“Finally, brothers, whatever is true, whatever is noble, whatever is right, whatever is pure, whatever is lovely, whatever is admirable – if anything is excellent or praiseworthy- think about such things.” Philippians 4:8
Looking through Instagram the other day, I realized how quickly I shot through the images. Pretty little pictures with quotes and some with scripture crossed my feed. I wasn’t even stopping to read them.
Outside of my favorite bloggers, I enjoy following different cities and countries around the world. My absolute favorite is Ireland Calling. I love it not just because I love the dreamy images of Ireland but also because it shows some rustic views. Sometimes the rough parts are the most interesting.
I feel that way about life too.
For example, my home. Yes, I like a tidy home; however, I do not want a magazine cover. When people come over I want them to curl up on my sofa just like I would. If something spills, we clean it up. If something breaks we either fix it or save for another. It’s a home. Its shelter, warmth, a gathering place where mean games of scrabble are played and we yell at the dog to be quiet after 9:30. My family lives in this space so I don’t worship it by meticulously worrying about if everything is in its proper place.
Life is messy.
I have spent most of my life trying to hide my messy. I tried so hard, I fell apart – several times. And for about four years, I was a basket case. A messy, emotional, unhealthy basket case. My cognitive skills were so out of whack, I struggled recognizing people I had known for years. I focused inward. Negative thoughts dominated.

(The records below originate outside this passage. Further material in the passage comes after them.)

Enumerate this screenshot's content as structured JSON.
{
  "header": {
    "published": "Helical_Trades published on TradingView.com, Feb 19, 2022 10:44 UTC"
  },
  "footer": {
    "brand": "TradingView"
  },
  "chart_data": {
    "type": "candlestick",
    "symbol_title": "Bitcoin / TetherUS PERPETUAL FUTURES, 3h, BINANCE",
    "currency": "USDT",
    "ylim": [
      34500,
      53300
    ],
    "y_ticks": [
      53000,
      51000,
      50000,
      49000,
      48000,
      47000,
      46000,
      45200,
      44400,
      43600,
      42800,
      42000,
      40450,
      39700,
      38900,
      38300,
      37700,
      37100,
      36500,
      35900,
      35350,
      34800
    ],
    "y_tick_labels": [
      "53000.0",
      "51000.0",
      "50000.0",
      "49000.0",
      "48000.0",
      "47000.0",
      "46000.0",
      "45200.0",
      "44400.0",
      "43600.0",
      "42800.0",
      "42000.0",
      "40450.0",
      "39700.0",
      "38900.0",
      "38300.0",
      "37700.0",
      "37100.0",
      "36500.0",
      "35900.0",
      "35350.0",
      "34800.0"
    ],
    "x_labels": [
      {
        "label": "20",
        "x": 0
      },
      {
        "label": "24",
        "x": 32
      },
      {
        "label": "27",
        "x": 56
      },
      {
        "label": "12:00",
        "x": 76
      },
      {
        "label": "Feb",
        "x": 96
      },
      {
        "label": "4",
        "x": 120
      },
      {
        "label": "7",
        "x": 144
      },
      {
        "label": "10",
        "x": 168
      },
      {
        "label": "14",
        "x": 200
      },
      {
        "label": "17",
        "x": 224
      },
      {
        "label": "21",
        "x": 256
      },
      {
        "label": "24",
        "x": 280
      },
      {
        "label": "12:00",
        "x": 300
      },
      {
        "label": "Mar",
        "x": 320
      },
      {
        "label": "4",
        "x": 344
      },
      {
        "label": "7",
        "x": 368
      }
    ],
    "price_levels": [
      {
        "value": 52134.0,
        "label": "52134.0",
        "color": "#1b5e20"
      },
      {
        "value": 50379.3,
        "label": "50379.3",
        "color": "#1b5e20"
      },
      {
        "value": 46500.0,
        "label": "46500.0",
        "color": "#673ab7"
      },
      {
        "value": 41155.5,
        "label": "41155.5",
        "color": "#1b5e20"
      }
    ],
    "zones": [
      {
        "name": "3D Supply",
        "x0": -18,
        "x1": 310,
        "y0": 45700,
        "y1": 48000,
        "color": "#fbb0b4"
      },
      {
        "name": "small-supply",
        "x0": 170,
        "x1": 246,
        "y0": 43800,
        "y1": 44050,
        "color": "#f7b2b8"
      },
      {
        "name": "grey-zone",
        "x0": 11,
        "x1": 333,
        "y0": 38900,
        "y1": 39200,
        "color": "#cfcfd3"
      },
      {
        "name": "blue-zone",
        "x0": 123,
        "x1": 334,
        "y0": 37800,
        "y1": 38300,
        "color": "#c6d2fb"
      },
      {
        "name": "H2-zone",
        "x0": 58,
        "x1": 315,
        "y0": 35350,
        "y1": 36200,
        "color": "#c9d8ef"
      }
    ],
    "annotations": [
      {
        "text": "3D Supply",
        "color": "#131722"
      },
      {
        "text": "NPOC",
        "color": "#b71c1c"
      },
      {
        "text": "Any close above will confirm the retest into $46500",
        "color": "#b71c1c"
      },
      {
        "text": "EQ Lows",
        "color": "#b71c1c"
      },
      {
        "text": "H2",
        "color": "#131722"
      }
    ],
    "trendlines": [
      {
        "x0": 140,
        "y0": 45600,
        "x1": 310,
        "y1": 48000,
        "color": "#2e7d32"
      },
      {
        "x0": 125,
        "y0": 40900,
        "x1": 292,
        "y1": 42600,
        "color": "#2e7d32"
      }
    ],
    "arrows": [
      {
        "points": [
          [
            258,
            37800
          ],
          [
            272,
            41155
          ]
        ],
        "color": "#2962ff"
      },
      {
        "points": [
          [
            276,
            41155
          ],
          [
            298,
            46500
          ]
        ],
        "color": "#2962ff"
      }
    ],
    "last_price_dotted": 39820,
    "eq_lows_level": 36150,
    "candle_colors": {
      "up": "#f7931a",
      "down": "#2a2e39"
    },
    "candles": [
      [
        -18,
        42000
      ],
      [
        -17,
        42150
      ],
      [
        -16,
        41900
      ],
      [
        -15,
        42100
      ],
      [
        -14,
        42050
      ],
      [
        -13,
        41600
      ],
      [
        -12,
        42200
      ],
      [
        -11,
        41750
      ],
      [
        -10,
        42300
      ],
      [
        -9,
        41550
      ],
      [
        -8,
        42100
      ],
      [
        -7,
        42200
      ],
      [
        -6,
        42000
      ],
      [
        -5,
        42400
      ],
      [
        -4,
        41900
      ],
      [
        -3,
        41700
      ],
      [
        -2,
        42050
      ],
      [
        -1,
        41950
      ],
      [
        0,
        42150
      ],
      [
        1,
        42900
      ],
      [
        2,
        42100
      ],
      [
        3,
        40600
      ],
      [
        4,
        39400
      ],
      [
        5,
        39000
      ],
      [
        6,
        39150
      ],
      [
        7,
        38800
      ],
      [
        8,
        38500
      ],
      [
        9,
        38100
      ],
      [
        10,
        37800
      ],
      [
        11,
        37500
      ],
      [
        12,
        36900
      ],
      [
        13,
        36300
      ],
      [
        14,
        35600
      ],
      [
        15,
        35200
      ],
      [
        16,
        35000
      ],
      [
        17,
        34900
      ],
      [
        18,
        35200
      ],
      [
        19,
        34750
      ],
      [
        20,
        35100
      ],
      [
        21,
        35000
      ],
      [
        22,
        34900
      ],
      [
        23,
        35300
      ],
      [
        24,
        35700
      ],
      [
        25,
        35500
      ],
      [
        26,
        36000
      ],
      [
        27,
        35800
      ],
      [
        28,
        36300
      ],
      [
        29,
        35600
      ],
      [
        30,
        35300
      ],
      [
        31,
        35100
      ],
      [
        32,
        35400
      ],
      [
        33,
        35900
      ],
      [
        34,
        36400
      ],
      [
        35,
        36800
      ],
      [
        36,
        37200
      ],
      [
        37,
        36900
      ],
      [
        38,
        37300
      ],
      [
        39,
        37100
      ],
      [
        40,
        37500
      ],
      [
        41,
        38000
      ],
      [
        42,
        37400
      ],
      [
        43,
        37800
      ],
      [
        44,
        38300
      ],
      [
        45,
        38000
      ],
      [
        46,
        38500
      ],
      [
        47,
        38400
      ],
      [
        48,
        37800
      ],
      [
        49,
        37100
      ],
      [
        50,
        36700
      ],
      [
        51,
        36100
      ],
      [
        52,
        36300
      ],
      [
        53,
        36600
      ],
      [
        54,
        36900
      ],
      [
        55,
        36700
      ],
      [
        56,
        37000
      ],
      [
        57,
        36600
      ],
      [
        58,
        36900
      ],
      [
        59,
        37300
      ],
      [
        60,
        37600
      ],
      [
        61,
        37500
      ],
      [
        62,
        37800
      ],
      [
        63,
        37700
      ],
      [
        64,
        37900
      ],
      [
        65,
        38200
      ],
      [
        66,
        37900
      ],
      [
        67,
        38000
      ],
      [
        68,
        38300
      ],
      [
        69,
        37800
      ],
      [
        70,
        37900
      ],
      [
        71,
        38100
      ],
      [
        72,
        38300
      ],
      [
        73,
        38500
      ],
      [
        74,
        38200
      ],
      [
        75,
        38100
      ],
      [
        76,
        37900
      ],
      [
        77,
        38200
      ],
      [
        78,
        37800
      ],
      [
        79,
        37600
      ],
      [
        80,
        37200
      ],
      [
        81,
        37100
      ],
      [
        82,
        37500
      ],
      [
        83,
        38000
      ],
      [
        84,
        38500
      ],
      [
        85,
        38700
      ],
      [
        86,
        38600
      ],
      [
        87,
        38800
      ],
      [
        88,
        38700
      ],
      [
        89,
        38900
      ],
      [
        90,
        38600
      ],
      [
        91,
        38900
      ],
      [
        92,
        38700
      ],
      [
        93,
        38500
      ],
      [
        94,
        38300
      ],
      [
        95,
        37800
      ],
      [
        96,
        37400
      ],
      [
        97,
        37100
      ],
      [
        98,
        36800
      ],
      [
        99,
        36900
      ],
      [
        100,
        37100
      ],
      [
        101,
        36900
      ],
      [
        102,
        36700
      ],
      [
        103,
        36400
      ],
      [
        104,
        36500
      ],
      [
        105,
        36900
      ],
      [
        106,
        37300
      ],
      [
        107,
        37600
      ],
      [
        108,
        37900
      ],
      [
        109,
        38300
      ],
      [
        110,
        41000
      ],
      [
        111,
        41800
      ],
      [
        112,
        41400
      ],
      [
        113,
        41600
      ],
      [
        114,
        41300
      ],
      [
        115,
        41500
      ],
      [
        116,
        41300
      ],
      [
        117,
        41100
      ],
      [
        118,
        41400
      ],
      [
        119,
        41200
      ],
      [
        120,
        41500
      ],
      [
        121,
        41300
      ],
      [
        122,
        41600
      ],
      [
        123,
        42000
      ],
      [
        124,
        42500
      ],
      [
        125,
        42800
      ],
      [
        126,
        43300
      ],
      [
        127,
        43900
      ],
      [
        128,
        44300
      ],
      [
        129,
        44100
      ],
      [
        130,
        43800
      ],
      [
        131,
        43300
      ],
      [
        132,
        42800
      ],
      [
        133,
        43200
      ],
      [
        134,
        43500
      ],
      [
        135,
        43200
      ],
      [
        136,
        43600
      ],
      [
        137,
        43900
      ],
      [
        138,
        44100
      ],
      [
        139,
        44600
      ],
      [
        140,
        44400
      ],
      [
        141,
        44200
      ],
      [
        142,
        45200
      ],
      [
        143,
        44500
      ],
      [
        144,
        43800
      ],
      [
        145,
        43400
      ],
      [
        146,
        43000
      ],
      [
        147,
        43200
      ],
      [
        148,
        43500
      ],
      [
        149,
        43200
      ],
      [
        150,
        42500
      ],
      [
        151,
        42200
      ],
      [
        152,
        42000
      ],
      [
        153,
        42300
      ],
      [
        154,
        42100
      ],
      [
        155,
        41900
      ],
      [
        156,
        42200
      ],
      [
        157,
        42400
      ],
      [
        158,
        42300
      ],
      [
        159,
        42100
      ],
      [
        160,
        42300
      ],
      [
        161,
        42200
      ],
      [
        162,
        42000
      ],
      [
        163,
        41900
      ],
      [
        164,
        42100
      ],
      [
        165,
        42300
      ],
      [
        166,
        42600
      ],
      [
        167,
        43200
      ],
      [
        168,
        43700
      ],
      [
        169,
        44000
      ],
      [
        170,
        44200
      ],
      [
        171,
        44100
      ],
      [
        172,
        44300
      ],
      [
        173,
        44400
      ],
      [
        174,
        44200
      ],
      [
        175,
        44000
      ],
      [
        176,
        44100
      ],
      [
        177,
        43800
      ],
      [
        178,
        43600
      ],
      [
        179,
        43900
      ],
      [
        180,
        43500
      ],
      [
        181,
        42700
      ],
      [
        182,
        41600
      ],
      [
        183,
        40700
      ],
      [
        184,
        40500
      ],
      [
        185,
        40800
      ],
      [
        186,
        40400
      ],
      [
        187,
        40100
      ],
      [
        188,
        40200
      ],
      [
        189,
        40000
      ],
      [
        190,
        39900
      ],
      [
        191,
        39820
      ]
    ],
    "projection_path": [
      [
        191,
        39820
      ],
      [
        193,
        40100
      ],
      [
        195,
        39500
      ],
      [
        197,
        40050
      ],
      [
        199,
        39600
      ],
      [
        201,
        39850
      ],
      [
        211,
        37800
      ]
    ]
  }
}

Here is an important part I want to share. Just because it was dark inside me didn’t mean there was no light at all. I was desperately trying to let Jesus shine through. I spent major time with my face in the carpet crying out to Jesus through out those four years. I spent hours in scripture and plugged into good deeds. I diligently attended church and Bible study.
Life was hard, but the beauty did come.
I found the beauty in the ugly. Slowly, as God worked on healing me, gratitude for the small things bloomed inside of me. I began to notice the sunshine through the spotted window, the flower in crack of a sidewalk, my child’s giggle at an unexpected joke, the smile of a sick neighbor after delivering bread to them, the amusement from accidentally singing the wrong words in worship, the blessing of patience given after the confusion in calling someone by the wrong name … the list goes on.
I learned beauty does not equal my definition of perfection. Beauty is found in goodness. It is not always a visual, sometimes it is in the feeling of a moment experienced.
I also learned perfection is not God’s expectation. His expectation is that I learn to love despite the imperfection around me and within me, giving grace to others and myself, because that is showing His true nature.
Often when I read Philippians 4:8 in the past, I would get stuck on the idea that God just wanted me to focus on things that were pretty and perfect; also believing it was my job to make everything pretty and perfect. But that is not what the verse says. It says, ““Finally, brothers, whatever is true, whatever is noble, whatever is right, whatever is pure, whatever is lovely, whatever is admirable – if anything is excellent or praiseworthy- think about such things.” In fact, it says nothing about pretty or perfect.
Seeking truth is trusting God and His word despite the hard times in life. Being noble is holding integrity even though you’ve been wronged. Doing what is right means following the word not the world’s changing opinions. Valuing what is pure means choosing God’s way and shutting down your temptations before they lead you to evil or paths that will hurt you. Noticing what is lovely is realizing the gentle voice of encouragement is louder than the put downs around you. Being admirable is not only doing what is just, but not needing acknowledgement for it. Seeking excellence isn’t looking for perfection, it’s doing the best you can knowing God will meet you where you are to help you finish through to completion. Finally, giving praise is telling God you trust that he knows the best for you even if the challenging moment you are in has you asking God to give you strength for that trust.
Just like the images of perfection on Instagram, the goal of a pretty and perfect life have become boring to me. I like a little bit of messy, a good victory story over a struggle, and the smile on a cosmetic free wrinkled face of a life well lived. Most of all, I love the feeling of grace given when life’s messiness overflows and laughter seeps in from true joy because God lives with us through it all.